Typical and recommended usage scenarios

  • Efficient BI solutions

    For many BI applications, the analysis query requests are very heavy. For example, when a lot of users access and refresh a report at the same time, a BI application needs to handle a lot of concurrent query requests. To deal with this situation effectively, you can use INSERT INTO SELECT to save the query results of the report in a TiDB table. Then, the end users can query data directly from the result table when the report is refreshed, which avoids multiple repeated computations and analyses. Similarly, by saving historical analysis results, you can further reduce the computation volume for long-time historical data analysis. For example, if you have a report A that is used to analyze daily sales profit, you can save the results of report A to a result table T using INSERT INTO SELECT. Then, when you need to generate a report B to analyze the sales profit of the past month, you can directly use the daily analysis results in table T. This way not only greatly reduces the computation volume but also improves the query response speed and reduces the system load.

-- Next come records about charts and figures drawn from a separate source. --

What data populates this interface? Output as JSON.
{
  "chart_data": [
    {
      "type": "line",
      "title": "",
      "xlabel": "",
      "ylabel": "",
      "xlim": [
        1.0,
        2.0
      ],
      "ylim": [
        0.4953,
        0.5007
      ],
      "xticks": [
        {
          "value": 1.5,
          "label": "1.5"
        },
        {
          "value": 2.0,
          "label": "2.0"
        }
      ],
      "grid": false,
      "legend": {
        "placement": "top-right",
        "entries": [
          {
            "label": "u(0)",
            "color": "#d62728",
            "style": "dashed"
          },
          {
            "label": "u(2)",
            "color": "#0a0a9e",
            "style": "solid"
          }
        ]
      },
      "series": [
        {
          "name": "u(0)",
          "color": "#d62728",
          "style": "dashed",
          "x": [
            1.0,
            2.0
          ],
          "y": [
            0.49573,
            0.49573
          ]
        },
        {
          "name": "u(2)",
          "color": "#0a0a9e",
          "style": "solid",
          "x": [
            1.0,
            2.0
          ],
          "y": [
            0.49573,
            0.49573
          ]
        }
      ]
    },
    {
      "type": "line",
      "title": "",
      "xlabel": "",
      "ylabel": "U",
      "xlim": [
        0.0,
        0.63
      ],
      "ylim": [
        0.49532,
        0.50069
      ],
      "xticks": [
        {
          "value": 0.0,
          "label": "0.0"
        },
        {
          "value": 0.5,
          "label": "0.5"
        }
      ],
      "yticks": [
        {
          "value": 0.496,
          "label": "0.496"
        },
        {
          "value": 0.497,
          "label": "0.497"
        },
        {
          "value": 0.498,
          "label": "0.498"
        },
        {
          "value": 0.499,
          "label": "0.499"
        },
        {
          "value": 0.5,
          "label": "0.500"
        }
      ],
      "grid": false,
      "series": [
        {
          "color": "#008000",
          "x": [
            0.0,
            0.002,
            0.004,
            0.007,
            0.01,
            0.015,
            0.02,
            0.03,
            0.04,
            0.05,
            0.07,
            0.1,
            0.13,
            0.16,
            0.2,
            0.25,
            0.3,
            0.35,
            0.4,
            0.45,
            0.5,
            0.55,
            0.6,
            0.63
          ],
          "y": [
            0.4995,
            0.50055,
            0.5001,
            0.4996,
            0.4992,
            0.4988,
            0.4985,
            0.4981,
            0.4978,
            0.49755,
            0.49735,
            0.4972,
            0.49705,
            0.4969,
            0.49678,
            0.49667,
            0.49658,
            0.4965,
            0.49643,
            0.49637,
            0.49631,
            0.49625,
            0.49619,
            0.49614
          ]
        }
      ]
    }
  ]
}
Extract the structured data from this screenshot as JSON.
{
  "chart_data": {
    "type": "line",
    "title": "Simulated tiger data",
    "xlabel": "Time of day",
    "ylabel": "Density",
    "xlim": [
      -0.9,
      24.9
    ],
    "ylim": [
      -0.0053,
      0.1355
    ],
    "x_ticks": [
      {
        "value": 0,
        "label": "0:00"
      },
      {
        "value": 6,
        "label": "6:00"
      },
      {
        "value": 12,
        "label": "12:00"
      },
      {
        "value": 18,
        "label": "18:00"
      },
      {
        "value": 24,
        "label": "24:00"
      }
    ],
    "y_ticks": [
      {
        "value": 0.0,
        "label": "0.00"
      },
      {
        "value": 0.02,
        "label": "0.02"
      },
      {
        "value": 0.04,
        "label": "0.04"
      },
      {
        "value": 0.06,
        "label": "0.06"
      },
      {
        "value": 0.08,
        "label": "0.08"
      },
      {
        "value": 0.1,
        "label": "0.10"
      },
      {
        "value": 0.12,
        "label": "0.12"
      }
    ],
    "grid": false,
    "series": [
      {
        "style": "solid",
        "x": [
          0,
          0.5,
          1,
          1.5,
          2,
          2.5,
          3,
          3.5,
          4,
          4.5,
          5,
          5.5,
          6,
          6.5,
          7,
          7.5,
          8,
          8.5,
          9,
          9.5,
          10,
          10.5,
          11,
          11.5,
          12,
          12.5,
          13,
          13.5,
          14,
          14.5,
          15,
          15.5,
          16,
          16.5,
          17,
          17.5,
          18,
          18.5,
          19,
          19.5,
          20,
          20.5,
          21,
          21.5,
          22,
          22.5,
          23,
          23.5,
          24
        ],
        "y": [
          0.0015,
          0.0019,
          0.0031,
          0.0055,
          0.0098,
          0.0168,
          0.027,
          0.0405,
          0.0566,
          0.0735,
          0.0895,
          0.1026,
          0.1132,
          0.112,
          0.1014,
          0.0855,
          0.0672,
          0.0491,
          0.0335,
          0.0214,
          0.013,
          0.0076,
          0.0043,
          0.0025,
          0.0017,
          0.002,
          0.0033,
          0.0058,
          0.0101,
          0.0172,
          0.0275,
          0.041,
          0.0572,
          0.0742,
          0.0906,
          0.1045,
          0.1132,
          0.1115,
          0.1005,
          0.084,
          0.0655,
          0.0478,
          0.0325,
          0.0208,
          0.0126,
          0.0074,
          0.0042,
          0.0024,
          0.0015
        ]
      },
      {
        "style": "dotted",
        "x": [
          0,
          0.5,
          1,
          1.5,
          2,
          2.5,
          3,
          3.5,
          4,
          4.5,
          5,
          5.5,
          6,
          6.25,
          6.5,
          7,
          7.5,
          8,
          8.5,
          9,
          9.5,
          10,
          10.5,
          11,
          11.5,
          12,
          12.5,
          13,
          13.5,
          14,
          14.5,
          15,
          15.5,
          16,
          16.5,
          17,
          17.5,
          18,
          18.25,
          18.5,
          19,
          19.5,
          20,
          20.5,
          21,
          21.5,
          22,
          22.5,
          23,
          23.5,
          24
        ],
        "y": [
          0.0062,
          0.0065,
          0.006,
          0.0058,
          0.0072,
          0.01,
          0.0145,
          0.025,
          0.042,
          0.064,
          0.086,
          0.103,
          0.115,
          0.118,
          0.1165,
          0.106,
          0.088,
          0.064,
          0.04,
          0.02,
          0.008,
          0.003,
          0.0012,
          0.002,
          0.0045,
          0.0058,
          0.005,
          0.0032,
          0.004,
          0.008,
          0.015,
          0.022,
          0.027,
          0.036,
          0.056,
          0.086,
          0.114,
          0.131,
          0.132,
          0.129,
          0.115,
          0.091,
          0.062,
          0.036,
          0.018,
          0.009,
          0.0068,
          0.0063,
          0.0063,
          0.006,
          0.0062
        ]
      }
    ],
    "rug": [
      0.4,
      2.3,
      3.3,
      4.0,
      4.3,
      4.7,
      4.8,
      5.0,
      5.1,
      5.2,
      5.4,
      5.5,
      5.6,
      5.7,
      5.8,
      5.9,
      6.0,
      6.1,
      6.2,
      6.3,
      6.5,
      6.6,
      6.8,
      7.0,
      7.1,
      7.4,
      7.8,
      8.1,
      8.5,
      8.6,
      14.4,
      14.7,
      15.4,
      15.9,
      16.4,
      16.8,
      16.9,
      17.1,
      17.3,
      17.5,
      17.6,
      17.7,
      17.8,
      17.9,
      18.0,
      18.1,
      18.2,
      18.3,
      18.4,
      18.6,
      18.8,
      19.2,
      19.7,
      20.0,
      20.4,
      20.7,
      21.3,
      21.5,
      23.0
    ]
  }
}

  • Serving online applications with TiFlash

    The number of concurrent requests supported by TiFlash depends on the volume of data and complexity of the queries, but it typically does not exceed 100 QPS. You can use INSERT INTO SELECT to save TiFlash query results, and then use the query result table to support highly concurrent online requests. The data in the result table can be updated in the background at a low frequency (for example, at an interval of 0.5 second), which is well below the TiFlash concurrency limit, while still maintaining a high level of data freshness.

Execution process

  • During the execution of the INSERT INTO SELECT statement, TiFlash first returns the query results of the SELECT clause to a TiDB server in the cluster, and then writes the results to the target table, which can have a TiFlash replica.
  • The execution of the INSERT INTO SELECT statement guarantees ACID properties.

Restrictions

  • TiDB has no hard limit on the concurrency of the INSERT INTO SELECT statement, but it is recommended to consider the following practices:

    • When a "write transaction" is large, such as close to 1 GiB, it is recommended to control concurrency to no more than 10.
    • When a "write transaction" is small, such as less than 100 MiB, it is recommended to control concurrency to no more than 30.
    • Determine the concurrency based on testing results and specific circumstances.

Example

Data definition:

CREATE TABLE detail_data (
    ts DATETIME,                -- Fee generation time
    customer_id VARCHAR(20),    -- Customer ID
    detail_fee DECIMAL(20,2));  -- Amount of fee

CREATE TABLE daily_data (
    rec_date DATE,              -- Date when data is collected
    customer_id VARCHAR(20),    -- Customer ID
    daily_fee DECIMAL(20,2));   -- Amount of fee for per day

ALTER TABLE detail_data SET TIFLASH REPLICA 1;
ALTER TABLE daily_data SET TIFLASH REPLICA 1;

-- ... (detail_data table continues updating)
INSERT INTO detail_data(ts,customer_id,detail_fee) VALUES
('2023-1-1 12:2:3', 'cus001', 200.86),
('2023-1-2 12:2:3', 'cus002', 100.86),
('2023-1-3 12:2:3', 'cus002', 2200.86),
('2023-1-4 12:2:3', 'cus003', 2020.86),
('2023-1-5 12:2:3', 'cus003', 1200.86),
('2023-1-6 12:2:3', 'cus002', 20.86);

Save daily analysis results:

SET @@tidb_enable_tiflash_read_for_write_stmt=ON;

INSERT INTO daily_data (rec_date, customer_id, daily_fee)
SELECT DATE(ts), customer_id, sum(detail_fee) FROM detail_data WHERE DATE(ts) = CURRENT_DATE() GROUP BY DATE(ts), customer_id;

Analyze monthly data based on daily analysis data:

SELECT MONTH(rec_date), customer_id, sum(daily_fee) FROM daily_data GROUP BY MONTH(rec_date), customer_id;

The preceding example materializes the daily analysis results and saves them to the daily result table, based on which the monthly data analysis is accelerated, thus improving data analysis efficiency.